Kevin Levine-Flandrup: Who’s the toughest pitcher you’ve had to face in your career so far?
Tyler Greene: I’m going to throw this out there, and people might not agree with me, but I have to say toughest pitcher I’ve ever faced is Hudson Boyd. He’s got a really tight curveball, he’s worked a lot on his changeup and that thing is dirty, and his fastball runs, it cuts, it sinks, it does all kinds of stuff.
Kevin Levine-Flandrup: For your upcoming season, what are hoping for from a team perspective, and then what are you focusing on individually?
Tyler Greene: From the team perspective, our goal is to win the state championship, no doubt about it. We’ve got a special group of kids at our school this year, and we have a very good chance of doing it for 5A. For me, my goal is to just be a leader and make everyone around me better.
Kevin Levine-Flandrup: Is playing professionally out of high school something that interests you if the contract and situation are right, or are you definitely going to Georgia?
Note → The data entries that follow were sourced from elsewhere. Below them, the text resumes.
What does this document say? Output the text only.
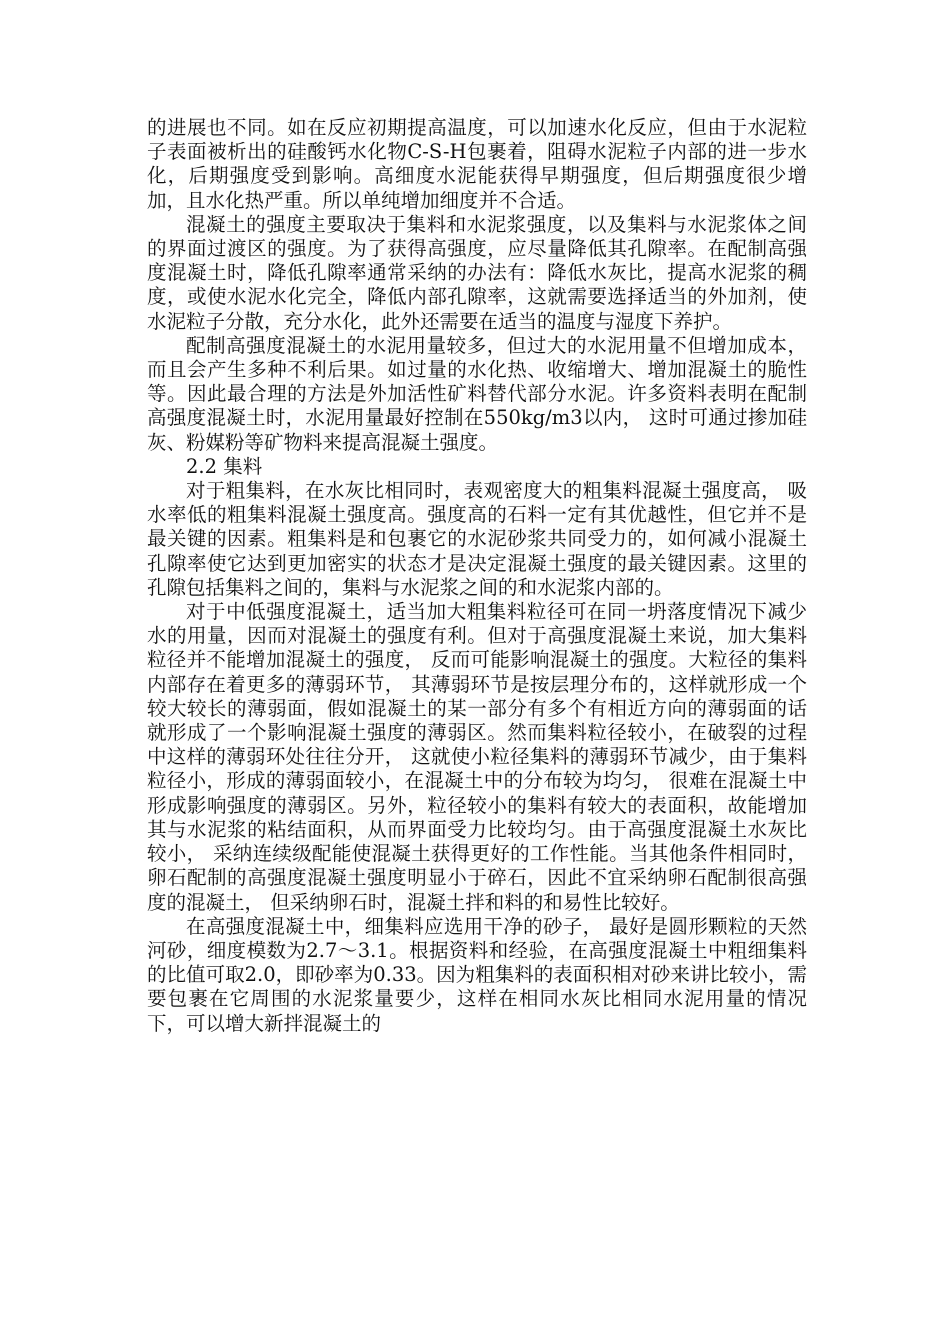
的进展也不同。如在反应初期提高温度，可以加速水化反应，但由于水泥粒子表面被析出的硅酸钙水化物C-S-H包裹着，阻碍水泥粒子内部的进一步水化，后期强度受到影响。高细度水泥能获得早期强度，但后期强度很少增加，且水化热严重。所以单纯增加细度并不合适。

混凝土的强度主要取决于集料和水泥浆强度，以及集料与水泥浆体之间的界面过渡区的强度。为了获得高强度，应尽量降低其孔隙率。在配制高强度混凝土时，降低孔隙率通常采纳的办法有：降低水灰比，提高水泥浆的稠度，或使水泥水化完全，降低内部孔隙率，这就需要选择适当的外加剂，使水泥粒子分散，充分水化，此外还需要在适当的温度与湿度下养护。

配制高强度混凝土的水泥用量较多，但过大的水泥用量不但增加成本，而且会产生多种不利后果。如过量的水化热、收缩增大、增加混凝土的脆性等。因此最合理的方法是外加活性矿料替代部分水泥。许多资料表明在配制高强度混凝土时，水泥用量最好控制在550kg/m3以内， 这时可通过掺加硅灰、粉媒粉等矿物料来提高混凝土强度。

2.2 集料

对于粗集料，在水灰比相同时，表观密度大的粗集料混凝土强度高， 吸水率低的粗集料混凝土强度高。强度高的石料一定有其优越性，但它并不是最关键的因素。粗集料是和包裹它的水泥砂浆共同受力的，如何减小混凝土孔隙率使它达到更加密实的状态才是决定混凝土强度的最关键因素。这里的孔隙包括集料之间的，集料与水泥浆之间的和水泥浆内部的。

对于中低强度混凝土，适当加大粗集料粒径可在同一坍落度情况下减少水的用量，因而对混凝土的强度有利。但对于高强度混凝土来说，加大集料粒径并不能增加混凝土的强度， 反而可能影响混凝土的强度。大粒径的集料内部存在着更多的薄弱环节， 其薄弱环节是按层理分布的，这样就形成一个较大较长的薄弱面，假如混凝土的某一部分有多个有相近方向的薄弱面的话就形成了一个影响混凝土强度的薄弱区。然而集料粒径较小，在破裂的过程中这样的薄弱环处往往分开， 这就使小粒径集料的薄弱环节减少，由于集料粒径小，形成的薄弱面较小，在混凝土中的分布较为均匀， 很难在混凝土中形成影响强度的薄弱区。另外，粒径较小的集料有较大的表面积，故能增加其与水泥浆的粘结面积，从而界面受力比较均匀。由于高强度混凝土水灰比较小， 采纳连续级配能使混凝土获得更好的工作性能。当其他条件相同时，卵石配制的高强度混凝土强度明显小于碎石，因此不宜采纳卵石配制很高强度的混凝土， 但采纳卵石时，混凝土拌和料的和易性比较好。

在高强度混凝土中，细集料应选用干净的砂子， 最好是圆形颗粒的天然河砂，细度模数为2.7～3.1。根据资料和经验，在高强度混凝土中粗细集料的比值可取2.0，即砂率为0.33。因为粗集料的表面积相对砂来讲比较小，需要包裹在它周围的水泥浆量要少，这样在相同水灰比相同水泥用量的情况下，可以增大新拌混凝土的
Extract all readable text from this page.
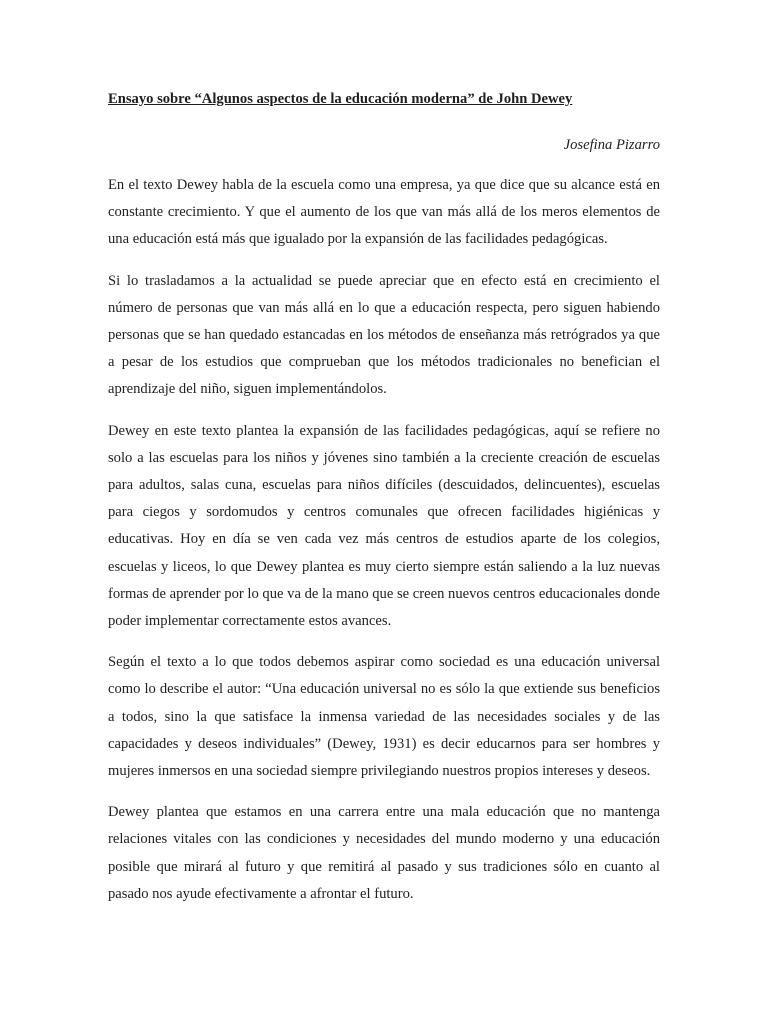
Ensayo sobre “Algunos aspectos de la educación moderna” de John Dewey

Josefina Pizarro

En el texto Dewey habla de la escuela como una empresa, ya que dice que su alcance está en constante crecimiento. Y que el aumento de los que van más allá de los meros elementos de una educación está más que igualado por la expansión de las facilidades pedagógicas.

Si lo trasladamos a la actualidad se puede apreciar que en efecto está en crecimiento el número de personas que van más allá en lo que a educación respecta, pero siguen habiendo personas que se han quedado estancadas en los métodos de enseñanza más retrógrados ya que a pesar de los estudios que comprueban que los métodos tradicionales no benefician el aprendizaje del niño, siguen implementándolos.

Dewey en este texto plantea la expansión de las facilidades pedagógicas, aquí se refiere no solo a las escuelas para los niños y jóvenes sino también a la creciente creación de escuelas para adultos, salas cuna, escuelas para niños difíciles (descuidados, delincuentes), escuelas para ciegos y sordomudos y centros comunales que ofrecen facilidades higiénicas y educativas. Hoy en día se ven cada vez más centros de estudios aparte de los colegios, escuelas y liceos, lo que Dewey plantea es muy cierto siempre están saliendo a la luz nuevas formas de aprender por lo que va de la mano que se creen nuevos centros educacionales donde poder implementar correctamente estos avances.

Según el texto a lo que todos debemos aspirar como sociedad es una educación universal como lo describe el autor: “Una educación universal no es sólo la que extiende sus beneficios a todos, sino la que satisface la inmensa variedad de las necesidades sociales y de las capacidades y deseos individuales” (Dewey, 1931) es decir educarnos para ser hombres y mujeres inmersos en una sociedad siempre privilegiando nuestros propios intereses y deseos.

Dewey plantea que estamos en una carrera entre una mala educación que no mantenga relaciones vitales con las condiciones y necesidades del mundo moderno y una educación posible que mirará al futuro y que remitirá al pasado y sus tradiciones sólo en cuanto al pasado nos ayude efectivamente a afrontar el futuro.
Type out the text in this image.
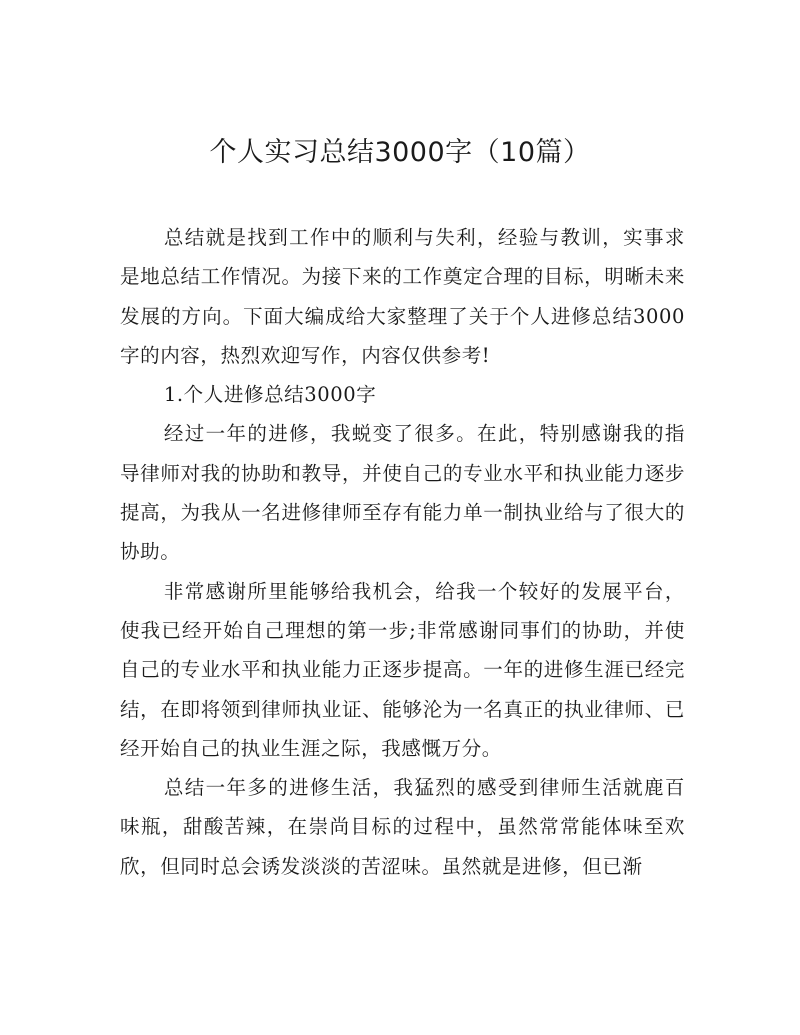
个人实习总结3000字（10篇）

总结就是找到工作中的顺利与失利，经验与教训，实事求是地总结工作情况。为接下来的工作奠定合理的目标，明晰未来发展的方向。下面大编成给大家整理了关于个人进修总结3000字的内容，热烈欢迎写作，内容仅供参考!

1.个人进修总结3000字

经过一年的进修，我蜕变了很多。在此，特别感谢我的指导律师对我的协助和教导，并使自己的专业水平和执业能力逐步提高，为我从一名进修律师至存有能力单一制执业给与了很大的协助。

非常感谢所里能够给我机会，给我一个较好的发展平台，使我已经开始自己理想的第一步;非常感谢同事们的协助，并使自己的专业水平和执业能力正逐步提高。一年的进修生涯已经完结，在即将领到律师执业证、能够沦为一名真正的执业律师、已经开始自己的执业生涯之际，我感慨万分。

总结一年多的进修生活，我猛烈的感受到律师生活就鹿百味瓶，甜酸苦辣，在崇尚目标的过程中，虽然常常能体味至欢欣，但同时总会诱发淡淡的苦涩味。虽然就是进修，但已渐
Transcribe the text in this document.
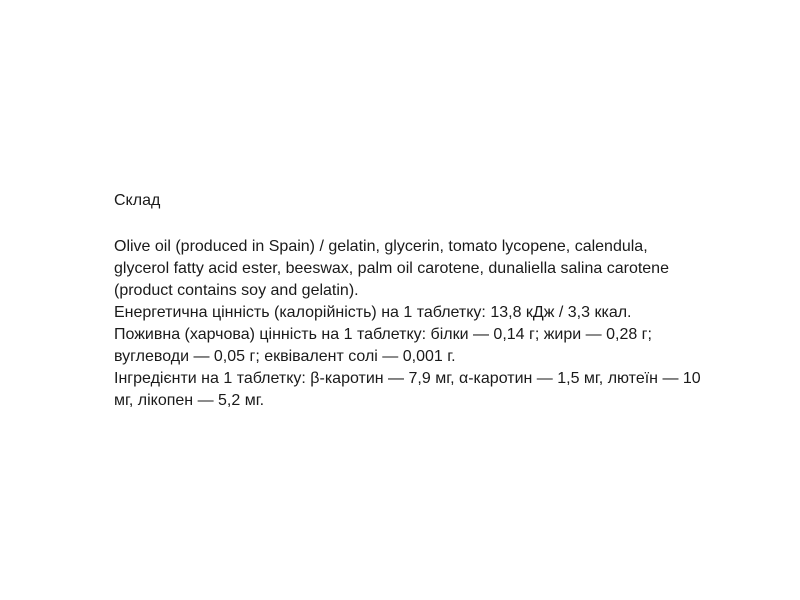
Склад

Olive oil (produced in Spain) / gelatin, glycerin, tomato lycopene, calendula,
glycerol fatty acid ester, beeswax, palm oil carotene, dunaliella salina carotene
(product contains soy and gelatin).
Енергетична цінність (калорійність) на 1 таблетку: 13,8 кДж / 3,3 ккал.
Поживна (харчова) цінність на 1 таблетку: білки — 0,14 г; жири — 0,28 г;
вуглеводи — 0,05 г; еквівалент солі — 0,001 г.
Інгредієнти на 1 таблетку: β-каротин — 7,9 мг, α-каротин — 1,5 мг, лютеїн — 10
мг, лікопен — 5,2 мг.
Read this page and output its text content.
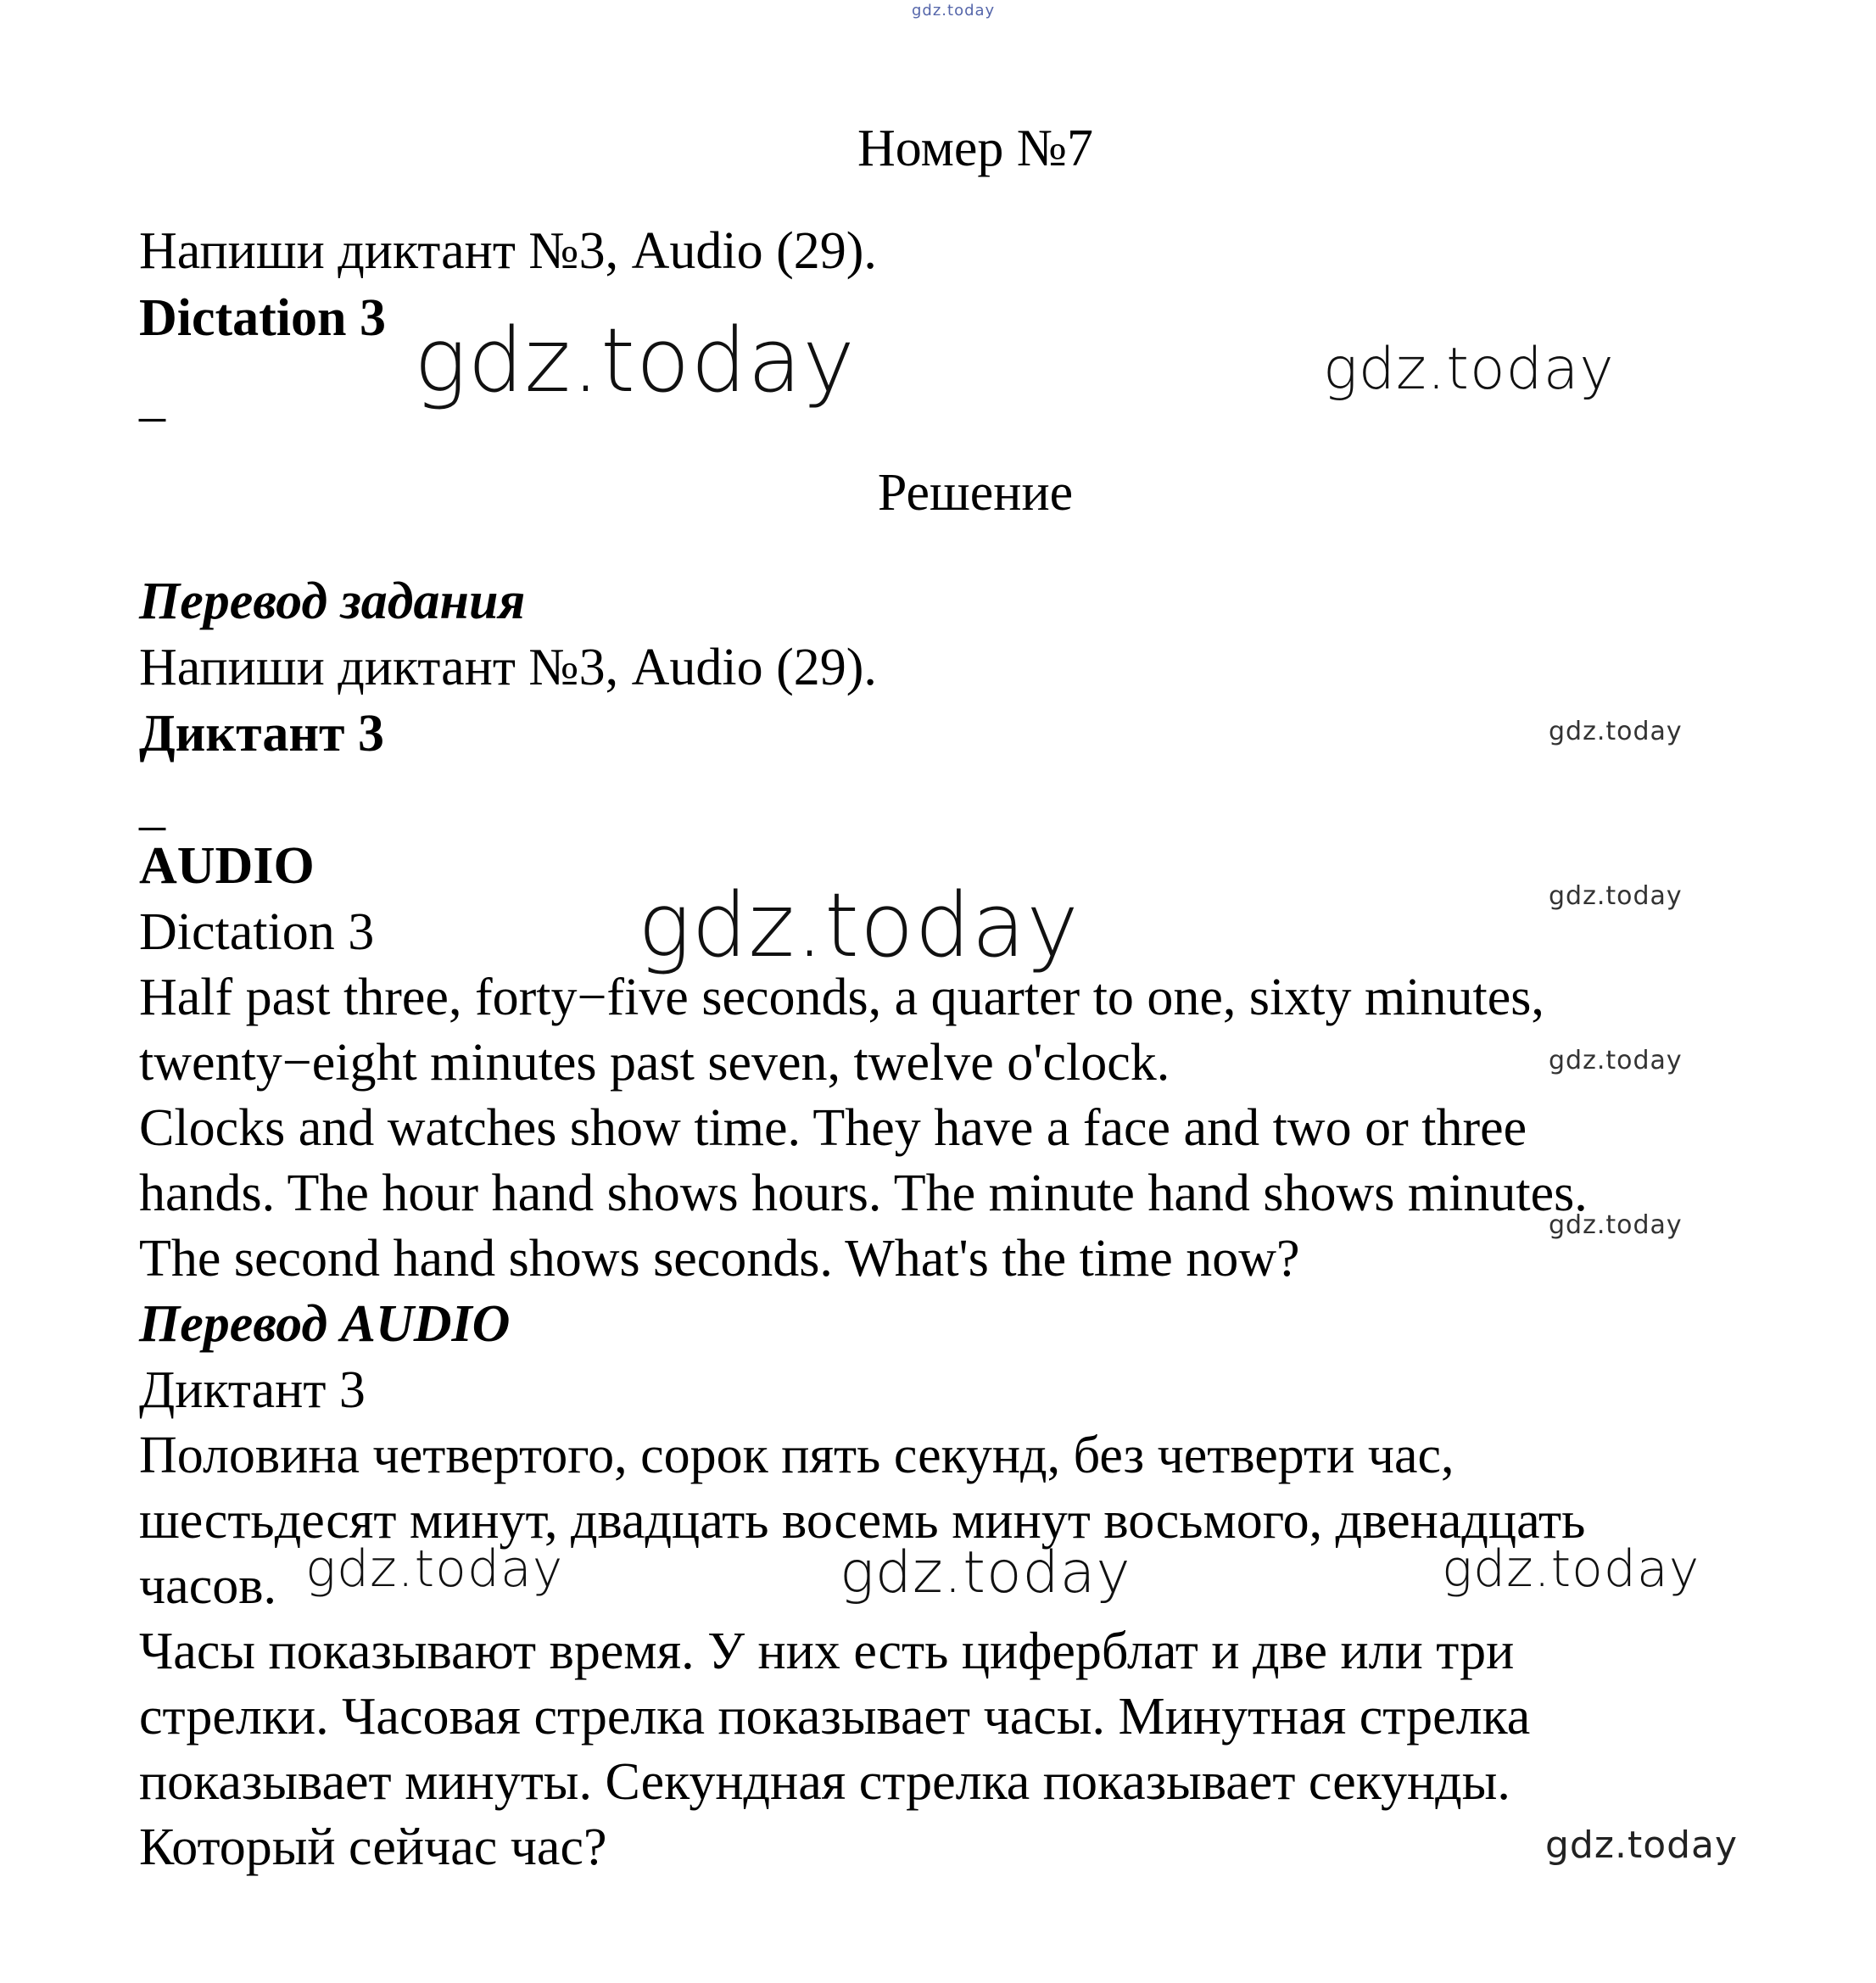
gdz.today
gdz.today	gdz.today
gdz.today
gdz.today
gdz.today
gdz.today
gdz.today
gdz.today	gdz.today	gdz.today
gdz.today
Номер №7
Напиши диктант №3, Audio (29).
Dictation 3
_
Решение
Перевод задания
Напиши диктант №3, Audio (29).
Диктант 3
_
AUDIO
Dictation 3
Half past three, forty−five seconds, a quarter to one, sixty minutes,
twenty−eight minutes past seven, twelve o'clock.
Clocks and watches show time. They have a face and two or three
hands. The hour hand shows hours. The minute hand shows minutes.
The second hand shows seconds. What's the time now?
Перевод AUDIO
Диктант 3
Половина четвертого, сорок пять секунд, без четверти час,
шестьдесят минут, двадцать восемь минут восьмого, двенадцать
часов.
Часы показывают время. У них есть циферблат и две или три
стрелки. Часовая стрелка показывает часы. Минутная стрелка
показывает минуты. Секундная стрелка показывает секунды.
Который сейчас час?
Tyler Greene: I mean, it definitely interests me. What kid out of high school wouldn’t want to play professional baseball, you know? If any kid in the country had that opportunity they would want to do it, but for me everything has to be right, everything has to be perfect. I love Georgia, I’ve been committed to them for over two years now, and it’s going to be hard to take me away from that.
Kevin Levine-Flandrup: Being 18 years old, how do you deal with the pressure that comes along with these two amazing opportunities you have in front of you? How do you balance that pressure with just trying to be a normal high school teenager, when you clearly are not on the path of a normal high school teenager?
Tyler Greene: It’s tough, because it kind of does get to me sometimes, but I just like to think of myself as a normal kid that God gave these abilities to, and I thank the lord every day for that. It’s definitely a gift and I’m very fortunate because not a lot of people have the same opportunities that I have – I’m very blessed. There’s no doubt that I take pride in being given these options, and I’m very grateful for everything that I have and everything my family has done for me. I’m still just a normal kid though. I still hang out, I still go fishing with everyone, so I’m not special, I’m just fortunate to have been given the ability to play baseball and to have a family that has put me in certain situations where I had the chance to succeed.